Associations of Fine Particulate Matter and Its Specific Components With Recurrent Stroke and Secondary Morbidity and Mortality

Scritto il 10/04/2026
da Zhikai Zhu

BACKGROUND AND OBJECTIVES: Ambient particulate matter <2.5 μm (PM(2.5)) has been extensively associated with morbidity and mortality of stroke. However, most previous findings were derived from separate clinical phase analyses and have not focused on the specific components of PM(2.5). Using a national cohort study based on multistate analysis, we aimed to evaluate the associations of PM(2.5) and its specific components with several different clinical progression phases of stroke.

Neurology. 2026 May 12;106(9):e214879. doi: 10.1212/WNL.0000000000214879. Epub 2026 Apr 10.

ABSTRACT

BACKGROUND AND OBJECTIVES: Ambient particulate matter <2.5 μm (PM2.5) has been extensively associated with morbidity and mortality of stroke. However, most previous findings were derived from separate clinical phase analyses and have not focused on the specific components of PM2.5. Using a national cohort study based on multistate analysis, we aimed to evaluate the associations of PM2.5 and its specific components with several different clinical progression phases of stroke.

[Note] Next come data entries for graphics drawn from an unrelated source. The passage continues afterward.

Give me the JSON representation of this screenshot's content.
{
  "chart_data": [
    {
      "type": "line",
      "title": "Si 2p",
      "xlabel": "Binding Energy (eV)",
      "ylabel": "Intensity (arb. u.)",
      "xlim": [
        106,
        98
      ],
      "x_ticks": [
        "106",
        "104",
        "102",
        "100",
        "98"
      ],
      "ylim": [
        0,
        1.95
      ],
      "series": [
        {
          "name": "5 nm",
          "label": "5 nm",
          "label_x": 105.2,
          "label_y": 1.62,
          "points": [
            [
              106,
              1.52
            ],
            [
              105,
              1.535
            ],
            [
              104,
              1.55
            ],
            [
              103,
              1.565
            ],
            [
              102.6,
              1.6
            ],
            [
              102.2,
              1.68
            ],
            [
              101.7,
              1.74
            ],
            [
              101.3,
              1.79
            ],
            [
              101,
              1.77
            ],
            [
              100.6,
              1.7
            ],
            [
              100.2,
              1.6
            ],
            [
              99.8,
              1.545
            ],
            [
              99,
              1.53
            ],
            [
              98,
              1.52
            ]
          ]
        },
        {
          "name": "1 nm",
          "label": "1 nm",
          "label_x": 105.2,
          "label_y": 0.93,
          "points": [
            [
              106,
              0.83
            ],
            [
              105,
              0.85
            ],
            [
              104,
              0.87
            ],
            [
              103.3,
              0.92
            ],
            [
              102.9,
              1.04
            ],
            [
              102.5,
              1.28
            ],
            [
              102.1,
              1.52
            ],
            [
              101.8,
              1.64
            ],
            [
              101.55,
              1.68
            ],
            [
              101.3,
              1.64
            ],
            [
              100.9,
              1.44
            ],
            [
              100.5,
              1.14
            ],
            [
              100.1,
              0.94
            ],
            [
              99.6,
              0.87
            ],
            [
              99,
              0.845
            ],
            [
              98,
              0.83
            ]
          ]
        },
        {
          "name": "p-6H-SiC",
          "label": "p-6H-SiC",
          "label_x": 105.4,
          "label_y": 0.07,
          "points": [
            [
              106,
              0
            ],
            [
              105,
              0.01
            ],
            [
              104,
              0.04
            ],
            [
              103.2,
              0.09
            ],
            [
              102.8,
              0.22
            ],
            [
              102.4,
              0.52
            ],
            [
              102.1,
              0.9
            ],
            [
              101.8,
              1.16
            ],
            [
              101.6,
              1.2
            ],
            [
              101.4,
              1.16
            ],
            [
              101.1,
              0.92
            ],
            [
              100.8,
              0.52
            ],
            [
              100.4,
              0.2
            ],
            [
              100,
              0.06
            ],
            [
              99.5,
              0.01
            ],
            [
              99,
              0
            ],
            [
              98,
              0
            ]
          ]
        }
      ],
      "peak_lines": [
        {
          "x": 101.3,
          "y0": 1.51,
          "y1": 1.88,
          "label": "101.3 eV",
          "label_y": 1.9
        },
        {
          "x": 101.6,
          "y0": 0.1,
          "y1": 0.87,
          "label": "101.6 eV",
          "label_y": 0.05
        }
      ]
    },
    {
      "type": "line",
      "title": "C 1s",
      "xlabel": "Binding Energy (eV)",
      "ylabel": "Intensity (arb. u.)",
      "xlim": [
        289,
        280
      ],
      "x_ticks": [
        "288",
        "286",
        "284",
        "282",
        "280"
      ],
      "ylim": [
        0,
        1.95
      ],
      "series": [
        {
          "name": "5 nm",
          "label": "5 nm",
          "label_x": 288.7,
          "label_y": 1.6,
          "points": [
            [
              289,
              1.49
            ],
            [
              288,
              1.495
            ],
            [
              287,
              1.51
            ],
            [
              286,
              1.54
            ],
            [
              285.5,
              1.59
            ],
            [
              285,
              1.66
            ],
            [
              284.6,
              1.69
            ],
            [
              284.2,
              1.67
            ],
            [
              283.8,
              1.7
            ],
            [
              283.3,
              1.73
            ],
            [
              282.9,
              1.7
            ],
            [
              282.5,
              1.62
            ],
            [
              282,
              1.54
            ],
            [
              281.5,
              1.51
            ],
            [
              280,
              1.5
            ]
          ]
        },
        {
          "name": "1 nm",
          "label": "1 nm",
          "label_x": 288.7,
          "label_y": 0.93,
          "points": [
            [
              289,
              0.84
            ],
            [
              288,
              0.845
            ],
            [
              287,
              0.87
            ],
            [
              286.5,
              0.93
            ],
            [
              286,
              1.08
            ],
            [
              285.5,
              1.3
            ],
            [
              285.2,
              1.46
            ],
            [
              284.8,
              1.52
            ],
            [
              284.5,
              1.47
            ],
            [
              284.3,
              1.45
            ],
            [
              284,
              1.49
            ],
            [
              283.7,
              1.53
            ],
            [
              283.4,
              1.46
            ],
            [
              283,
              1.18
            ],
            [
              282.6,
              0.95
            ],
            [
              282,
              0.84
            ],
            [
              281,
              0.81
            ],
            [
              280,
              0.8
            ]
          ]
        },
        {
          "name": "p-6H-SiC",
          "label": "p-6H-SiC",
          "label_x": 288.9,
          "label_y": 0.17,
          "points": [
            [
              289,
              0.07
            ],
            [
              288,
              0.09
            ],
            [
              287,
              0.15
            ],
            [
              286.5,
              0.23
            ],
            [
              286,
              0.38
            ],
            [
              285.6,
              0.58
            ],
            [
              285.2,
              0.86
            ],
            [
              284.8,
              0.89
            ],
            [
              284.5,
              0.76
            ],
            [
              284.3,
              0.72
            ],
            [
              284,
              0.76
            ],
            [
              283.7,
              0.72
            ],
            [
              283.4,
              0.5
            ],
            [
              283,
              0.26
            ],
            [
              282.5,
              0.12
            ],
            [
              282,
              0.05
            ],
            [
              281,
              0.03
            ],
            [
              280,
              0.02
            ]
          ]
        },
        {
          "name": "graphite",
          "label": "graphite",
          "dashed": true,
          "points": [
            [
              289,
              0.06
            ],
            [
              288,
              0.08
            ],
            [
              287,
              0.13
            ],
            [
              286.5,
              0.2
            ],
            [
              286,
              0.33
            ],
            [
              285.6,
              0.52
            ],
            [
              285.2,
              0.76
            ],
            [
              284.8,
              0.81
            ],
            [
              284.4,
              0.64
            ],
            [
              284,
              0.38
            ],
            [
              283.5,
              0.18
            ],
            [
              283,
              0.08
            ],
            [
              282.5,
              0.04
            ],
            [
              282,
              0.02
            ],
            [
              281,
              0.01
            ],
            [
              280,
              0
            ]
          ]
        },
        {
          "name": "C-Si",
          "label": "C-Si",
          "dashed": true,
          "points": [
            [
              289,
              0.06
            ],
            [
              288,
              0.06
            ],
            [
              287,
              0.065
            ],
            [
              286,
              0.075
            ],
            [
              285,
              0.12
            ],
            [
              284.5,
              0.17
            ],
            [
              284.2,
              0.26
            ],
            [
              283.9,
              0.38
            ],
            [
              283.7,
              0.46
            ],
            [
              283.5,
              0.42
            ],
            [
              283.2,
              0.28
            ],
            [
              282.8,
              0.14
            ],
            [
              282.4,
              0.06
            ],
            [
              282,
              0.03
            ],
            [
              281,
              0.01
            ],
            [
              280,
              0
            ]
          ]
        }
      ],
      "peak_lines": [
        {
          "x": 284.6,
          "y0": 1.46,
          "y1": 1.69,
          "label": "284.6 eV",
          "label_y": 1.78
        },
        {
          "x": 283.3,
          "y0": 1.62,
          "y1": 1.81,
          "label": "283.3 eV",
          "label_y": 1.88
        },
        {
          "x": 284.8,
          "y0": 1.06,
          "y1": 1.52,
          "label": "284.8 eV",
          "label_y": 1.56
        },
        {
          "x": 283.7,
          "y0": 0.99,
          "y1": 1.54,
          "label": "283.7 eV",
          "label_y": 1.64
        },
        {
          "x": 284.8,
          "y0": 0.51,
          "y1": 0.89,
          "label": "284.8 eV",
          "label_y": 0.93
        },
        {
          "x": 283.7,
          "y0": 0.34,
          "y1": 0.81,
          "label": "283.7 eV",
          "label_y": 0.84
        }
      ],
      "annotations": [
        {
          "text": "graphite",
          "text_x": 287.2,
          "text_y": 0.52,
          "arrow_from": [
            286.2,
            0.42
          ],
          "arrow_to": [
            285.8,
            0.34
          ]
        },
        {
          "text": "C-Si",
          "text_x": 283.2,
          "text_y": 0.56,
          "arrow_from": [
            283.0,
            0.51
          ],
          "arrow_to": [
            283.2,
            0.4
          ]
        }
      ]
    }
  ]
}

METHODS: We analyzed data from first-ever stroke patients in the Third China National Stroke Registry, and follow-up was conducted through March 2023. Ambient PM2.5 and its components were assessed using one-year average concentrations before the end point or the latest follow-up, obtained from Tracking Air Pollution in China. Outcomes were verified through hospital records and official registries. We used multistate models to estimate the associations and applied P-splines to assess potential nonlinear associations of PM2.5 and its components. We also conducted subgroup analyses to explore potential effect modification.

RESULTS: We included a total of 11,491 participants with a mean age of 61.5 ± 11.5 years, of whom 7,821 (68.1%) were male. We observed positive associations of PM2.5 mass concentrations and all 5 chemical components with each stage of ischemic stroke progression. For PM2.5 mass concentration, the adjusted hazard ratios per 12.5 μg/m3 increase were as follows: 2.82 (95% CI 2.69-2.94) for the transition from first stroke to recurrence, 2.85 (95% CI 2.40-3.37) from first stroke to poststroke cardiovascular diseases (PCVDs), 2.50 (95% CI 2.28-2.73) from first stroke to death, 2.23 (95% CI 1.97-2.53) from stroke recurrence to death, and 1.93 (95% CI 1.33-2.80) from PCVDs to death. All 5 chemical components also showed strong associations across each transition stage. The exposure-response relationships followed J-shaped curves (p for nonlinearity <0.001). Of interest, patients with good functional outcomes (modified Rankin Scale score ≤3) or mild strokes (NIH Stroke Scale score <5) had a higher risk of recurrence or death, possibly because of increased exposure to outdoor air pollution.

DISCUSSION: Long-term exposure to PM2.5 and its specific components was positively associated with the risk of recurrent stroke, and secondary morbidity and mortality. Exposure assessment relied on residential addresses rather than personal measurements, which should be noted as a limitation.